Fassbinder’s films are grounded in that which is raw in human nature. Underneath the surface, whosoever you may be, whoever you are, whatever your sexuality, whatever your political/social beliefs, underneath are the raw drives of human nature. Bourgeois society, in particular German post war society, with its imperative need to cover up the monstrosities of the Fascist years, was a carefully manicured façade. An amnesiac society on autodrive contrived and designed if possible, to forget or at least cover up truth and replace it with a anodyne fantasial lie.  

Situation: Fassbinder often takes situations as the starting point for his scripts. Situations have a theatrical pedigree as places of beginnings where the writer can nurse the developmental vectors of ideas, giving the audience a route to follow into the scenario enabling the audience to start to think about things. In this Fassbinder carries within his scripts the dialectics of theatre of this time: Pinter, Durrenmatt, Sartre, Jellico . Create situations and let the psycho-social dynamic of the age play out. Allow the audience to assimilate the engine of the design and put their own readings on the material.

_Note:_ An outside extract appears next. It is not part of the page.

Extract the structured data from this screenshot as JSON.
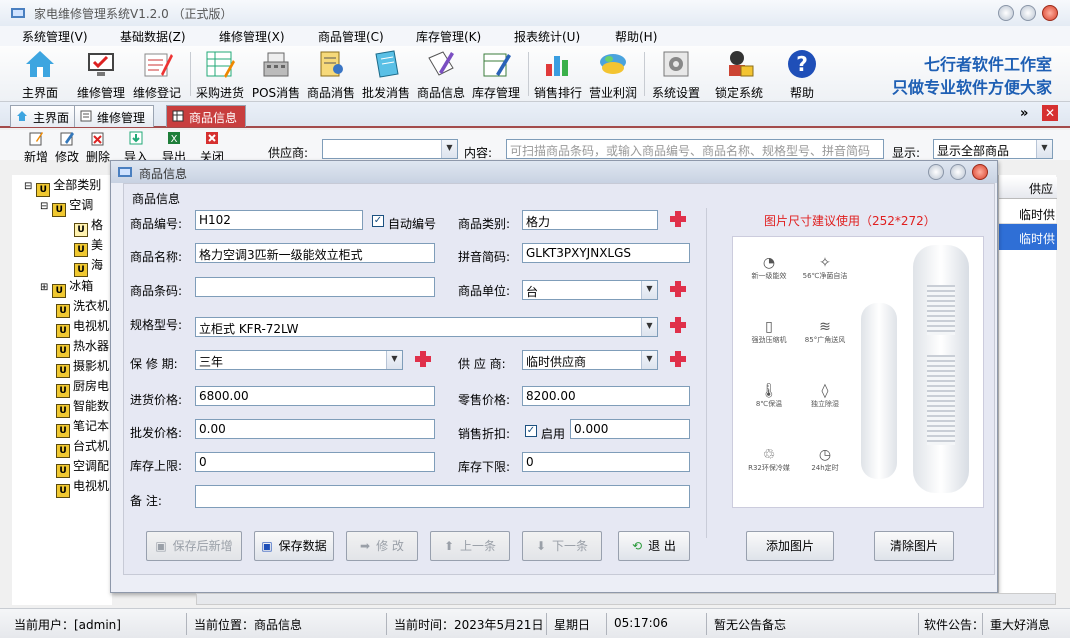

Fassbinder’s situation in ‘BHW’ is a film production, centred around the relations between the people involved in making a film on location in Spain. It is mostly set in the hotel where the caste and crew are holed up for the duration of the shoot. In many of Fassbinder’s films the presence of a Phantom Fuhrer seems integral to the manner in which he develops his scenarios. The old Diktator blew his brains out in the bunker of the Reich’s Chancellery. But for Fassbinder his spirit lives on in Germany, absorbing and permeating the social matrix. ‘BHW’ is divided in two parts: like the history of Germany from 1919 to 1945.   In the first section the film crew indulge in all manner of sybaritic indulgences, sensual, sexual, interpersonal, alcoholic. The film opens with a title card that reads: Pride comes before a Fall.   The motley crew are seen hanging around waiting for the director to turn up. They are aimless pursuing their own personal desire and need. The producer, Sasha (played by R W F) his ear screwed onto his phone tries to raise money for the enterprise. He keeps some sort of discipline but is mostly ineffectual. We are watching in analogy, a play out of the Weimar years, 1919 -1933.

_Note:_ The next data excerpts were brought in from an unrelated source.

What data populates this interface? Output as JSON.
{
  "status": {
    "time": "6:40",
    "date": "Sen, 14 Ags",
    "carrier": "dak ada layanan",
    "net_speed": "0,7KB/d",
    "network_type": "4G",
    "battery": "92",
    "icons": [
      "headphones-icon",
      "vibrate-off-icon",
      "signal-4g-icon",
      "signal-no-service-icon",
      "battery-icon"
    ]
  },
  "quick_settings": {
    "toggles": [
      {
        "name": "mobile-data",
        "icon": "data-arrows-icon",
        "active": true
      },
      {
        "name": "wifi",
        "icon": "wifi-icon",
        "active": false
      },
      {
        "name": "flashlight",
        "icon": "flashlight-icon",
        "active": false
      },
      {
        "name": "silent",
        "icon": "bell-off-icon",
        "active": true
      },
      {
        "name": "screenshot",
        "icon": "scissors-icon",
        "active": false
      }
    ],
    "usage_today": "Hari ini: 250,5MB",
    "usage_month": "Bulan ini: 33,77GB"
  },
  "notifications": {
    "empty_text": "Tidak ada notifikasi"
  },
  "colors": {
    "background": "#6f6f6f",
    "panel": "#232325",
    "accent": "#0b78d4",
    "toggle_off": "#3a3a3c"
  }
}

But then the big Director Arrives.  Suddenly it’s 30th January 1933: Hitler becomes Reich’s Chancellor. The time of dissolution and sybaritic play is gone. Everything changes, the phantom Fuhrer is come and filming must commence. And at once his acts of violence, his vicious assaults on his wife to be rid of her, and his hysterical energy become the focus of the scenario.   His will is centre stage. The Pride of the Crew is ‘fallen’; they are beholden to the one man. Even if he is a maniac, bent on the destruction of the world. The crew and caste adapt to the ways of the director, becoming by the the way casually racist, regarding the Spanish as non German speaking Untermensch. And the strange morbid drive of the director unravels as he reveals conceptual outlines of his film: Murder – you have to understand what a murder really means as a physical act – it is a film against the brutality of the state, what else would you make films about? – the title of the film is ‘Patria and Death.’

At last we move into: ‘Real Film Making’.

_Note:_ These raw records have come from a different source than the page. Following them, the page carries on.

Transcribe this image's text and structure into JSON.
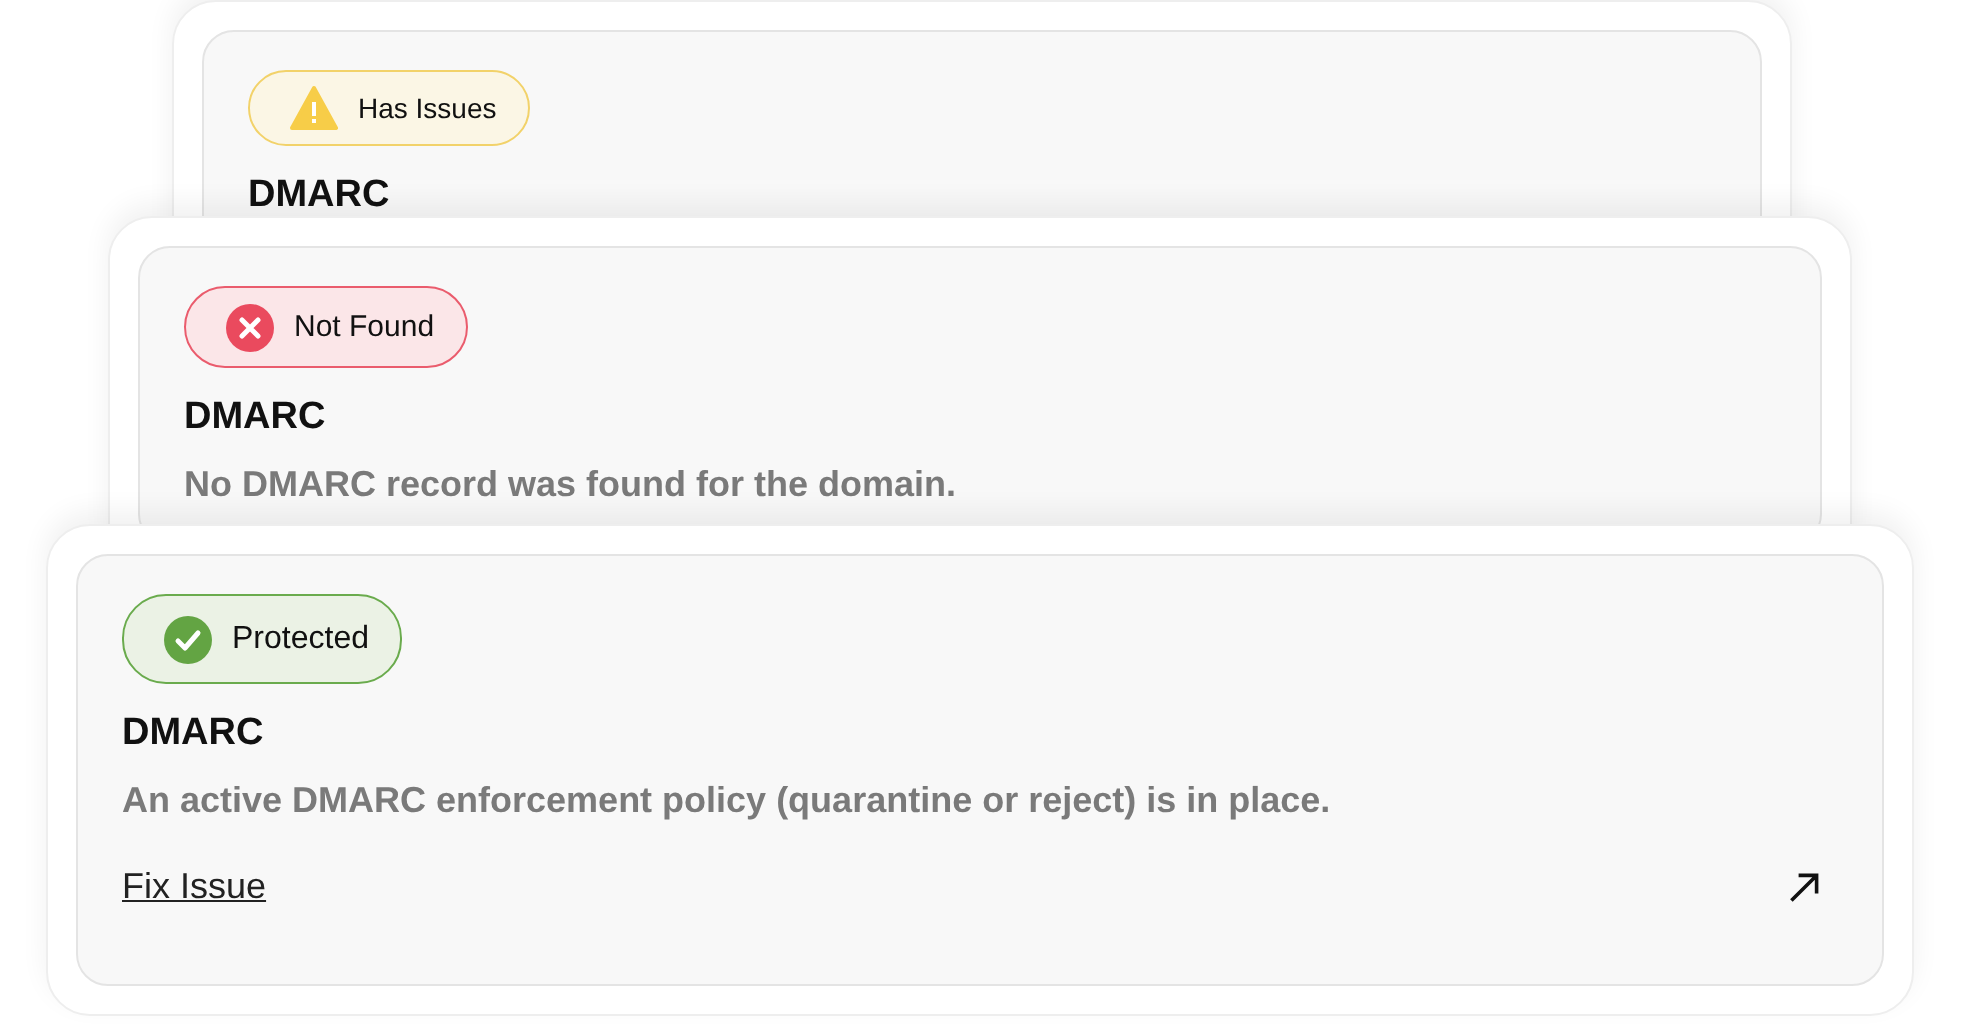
{
  "cards": [
    {
      "kind": "warning",
      "badge": "Has Issues",
      "title": "DMARC"
    },
    {
      "kind": "error",
      "badge": "Not Found",
      "title": "DMARC",
      "description": "No DMARC record was found for the domain."
    },
    {
      "kind": "success",
      "badge": "Protected",
      "title": "DMARC",
      "description": "An active DMARC enforcement policy (quarantine or reject) is in place.",
      "link": "Fix Issue"
    }
  ]
}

Fassbinder ends ‘BHW’ with a referential quote from Thomas Mann: “I am weary to death of depicting human nature without partaking of human nature.”   In ‘BHW’ Fassbinder delivers human nature on picture and on sound. Mordantly underplaying the film are the Songs of Leonard Cohen. Mostly drawn from the eponymous 1968 album and seemingly edited randomly onto the sound track (if there was a sequential logic I didn’t get it), Cohen classics such as: Sisters of Mercy, So Long Marian, Suzanne, Master Song. It was probably important to Fassbinder that Cohen was a Jewish singer/songwriter. It’s an essential part of Fassbinder’s filmic counterpoising to use the Cohen tracks, with their intense lyrical humanism, to sardonically, ironically, offset the brutality of the represented Germanic Hitler culture. The tender side of human nature smashed up by brutality.  The German and Jew playing out an old story. Although the Cohen tracks are diegetic, often selected by the caste and crew from the hotel lounge juke box, no one ever looks like they are listening to the music. Perhaps that is also something of Fassbinder’s insight: in Germany and by extension fascist capitalism: they play the music but they don’t listen to it.

The effect of Fassbinder’s opposition of image and sound, German and Jew, in ‘BHW’ is disturbing even painful. I found it difficult to hold the two together. In the face of the action I wanted to disattend the powerful songs of Cohen with their assertion of the primacy of the human spirit. In confronting this strange combination (perhaps it is the key element of the ‘BHW’) I recalled the Sunday afternoon concerts of classical music given by the inmates of Birkenau death camp for the pleasure and delight of the SS Commandant and his wife.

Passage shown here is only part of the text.